A base 54 including a flange 56 with holes 58, which can be threaded, for fasteners 50 is then attached to the cover 42 via fasteners 50, which can be screws, through the respective holes 48, 58. The cover 42, depending on the intended use of the device 40, can include an attached external assembly 43. When fastened to the cover 42, the base 54 contacts the hardware 52 and applies a force to the hardware 52. The hardware 52, in turn, applies a force to and compresses the washer 20 against the base 54, thereby loading the washer 20 with a predetermined load. In this way, the washer 20 can provide a required load to the hardware 52 over a range of deflections of the washer 20 and tolerances of the hardware 52. The washer 20 can also reduce the amount of vibration transmitted to the hardware 52 from the washer 20 as compared to the prior art. The cover 42 and base 54 can apply a wide range of loads to the washer 20, ranging from small to the maximum strength of the materials.
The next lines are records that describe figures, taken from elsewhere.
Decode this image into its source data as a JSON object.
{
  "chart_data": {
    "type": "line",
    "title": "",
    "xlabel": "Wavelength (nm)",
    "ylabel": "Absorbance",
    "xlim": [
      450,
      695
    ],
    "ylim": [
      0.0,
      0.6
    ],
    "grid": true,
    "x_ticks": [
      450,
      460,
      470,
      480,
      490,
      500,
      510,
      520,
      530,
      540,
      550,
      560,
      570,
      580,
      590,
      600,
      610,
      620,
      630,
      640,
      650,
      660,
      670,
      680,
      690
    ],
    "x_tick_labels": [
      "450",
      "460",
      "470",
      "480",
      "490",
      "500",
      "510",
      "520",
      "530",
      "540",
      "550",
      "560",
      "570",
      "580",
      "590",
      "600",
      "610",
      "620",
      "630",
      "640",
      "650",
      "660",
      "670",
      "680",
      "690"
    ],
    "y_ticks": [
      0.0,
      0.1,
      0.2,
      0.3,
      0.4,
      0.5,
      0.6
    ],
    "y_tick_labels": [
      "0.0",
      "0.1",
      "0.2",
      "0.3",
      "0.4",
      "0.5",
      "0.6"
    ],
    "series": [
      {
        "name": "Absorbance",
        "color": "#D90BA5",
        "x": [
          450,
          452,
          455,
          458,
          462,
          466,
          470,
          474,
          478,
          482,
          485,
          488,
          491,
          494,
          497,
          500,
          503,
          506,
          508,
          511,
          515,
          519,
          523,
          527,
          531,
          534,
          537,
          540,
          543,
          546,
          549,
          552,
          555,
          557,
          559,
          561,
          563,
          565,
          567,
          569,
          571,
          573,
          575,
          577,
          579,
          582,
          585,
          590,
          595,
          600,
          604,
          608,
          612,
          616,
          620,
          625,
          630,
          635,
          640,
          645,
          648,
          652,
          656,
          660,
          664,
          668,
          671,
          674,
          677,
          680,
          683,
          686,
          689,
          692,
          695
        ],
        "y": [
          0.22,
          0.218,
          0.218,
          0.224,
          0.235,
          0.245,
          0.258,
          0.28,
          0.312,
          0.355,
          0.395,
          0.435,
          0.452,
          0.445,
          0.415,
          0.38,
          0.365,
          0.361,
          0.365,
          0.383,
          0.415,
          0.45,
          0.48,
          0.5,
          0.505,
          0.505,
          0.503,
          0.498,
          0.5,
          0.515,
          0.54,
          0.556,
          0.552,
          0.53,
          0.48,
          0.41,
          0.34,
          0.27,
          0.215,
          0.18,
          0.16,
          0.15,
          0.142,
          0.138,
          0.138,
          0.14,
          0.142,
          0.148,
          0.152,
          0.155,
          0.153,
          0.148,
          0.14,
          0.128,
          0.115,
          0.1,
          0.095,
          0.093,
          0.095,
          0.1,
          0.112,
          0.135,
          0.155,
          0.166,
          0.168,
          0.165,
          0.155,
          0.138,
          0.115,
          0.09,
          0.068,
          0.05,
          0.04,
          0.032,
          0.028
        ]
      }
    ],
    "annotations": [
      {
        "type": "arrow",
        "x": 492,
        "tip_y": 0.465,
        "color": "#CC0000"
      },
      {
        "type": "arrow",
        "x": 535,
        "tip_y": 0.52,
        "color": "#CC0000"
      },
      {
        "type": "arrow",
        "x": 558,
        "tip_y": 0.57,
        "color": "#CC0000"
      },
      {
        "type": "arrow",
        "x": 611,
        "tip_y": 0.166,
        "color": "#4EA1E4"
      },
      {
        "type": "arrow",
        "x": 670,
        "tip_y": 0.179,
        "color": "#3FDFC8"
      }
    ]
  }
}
Depending on the application and the design of the washer 20, any load and load range a system could require, from very small load ranges (grams) to very large load ranges (many tons), can be provided.

Embodiments of the present invention provide ˜1300 lbs of clamping load at a minimum material condition (˜0.020″ deflection) and ˜2600 lbs of clamping load at a maximum material condition (˜0.080″ deflection).

While the preferred embodiment of the invention has been illustrated and described, as noted above, many changes can be made without departing from the spirit and scope of the invention. Accordingly, the scope of the invention is not limited by the disclosure of the preferred embodiment. Instead, the invention should be determined entirely by reference to the claims that follow.

Claims

1. A device comprising:

a cover including an orifice at a first end of the cover and a closed second end;

a hardware package insertable into the cover;

a cupped spring washer, the washer including an inner and an outer diameter, an unloaded height, a thickness, and a spring constant, the washer located in the cover between the second end and the hardware package; and

a base attachable to the cover, the base configured to contact and apply a desired load to the hardware package and the washer.

2. The device of claim 1, wherein the cover and base are cylindrical.

3. The device of claim 1, wherein the cover further includes a perimeter flange, and the perimeter flange includes at least one aperture, and the base further includes a base flange, the base flange includes at least one aperture;

wherein the base is attachable to the cover by aligning and inserting a fastener though the at least one aperture of the perimeter flange and the at least one aperture of the base flange.

4. The device of claim 3, wherein the at least one aperture of the perimeter flange and the at least one aperture of the base flange are threaded.

5. The device of claim 3, wherein the fastener includes at least one of a screw and a nut and a bolt.

6. The device of claim 1, wherein the cupped spring washer is made of steel.

7. The device of claim 1, wherein the cupped spring washer is a Belleville washer.

8. The device of claim 6, wherein the cupped spring washer is made of high strength steel.

9. The device of claim 1, wherein the cupped spring washer includes more than one cupped spring washer.

10. The device of claim 9, wherein the more than one cupped spring washer is one of stacked or end to end.

11. A method for protecting a hardware device in a package, comprising:

applying a preload between a hardware device, a cupped spring washer, and a bottom of one end of the package, using a base of the package that is attached to a cover of the package;

reducing a shock applied to the hardware device by further loading the washer.

12. The method of claim 11, wherein the cupped spring washer includes more than one cupped spring washer.

13. The method of claim 11, wherein the cupped spring washer is a Belleville washer.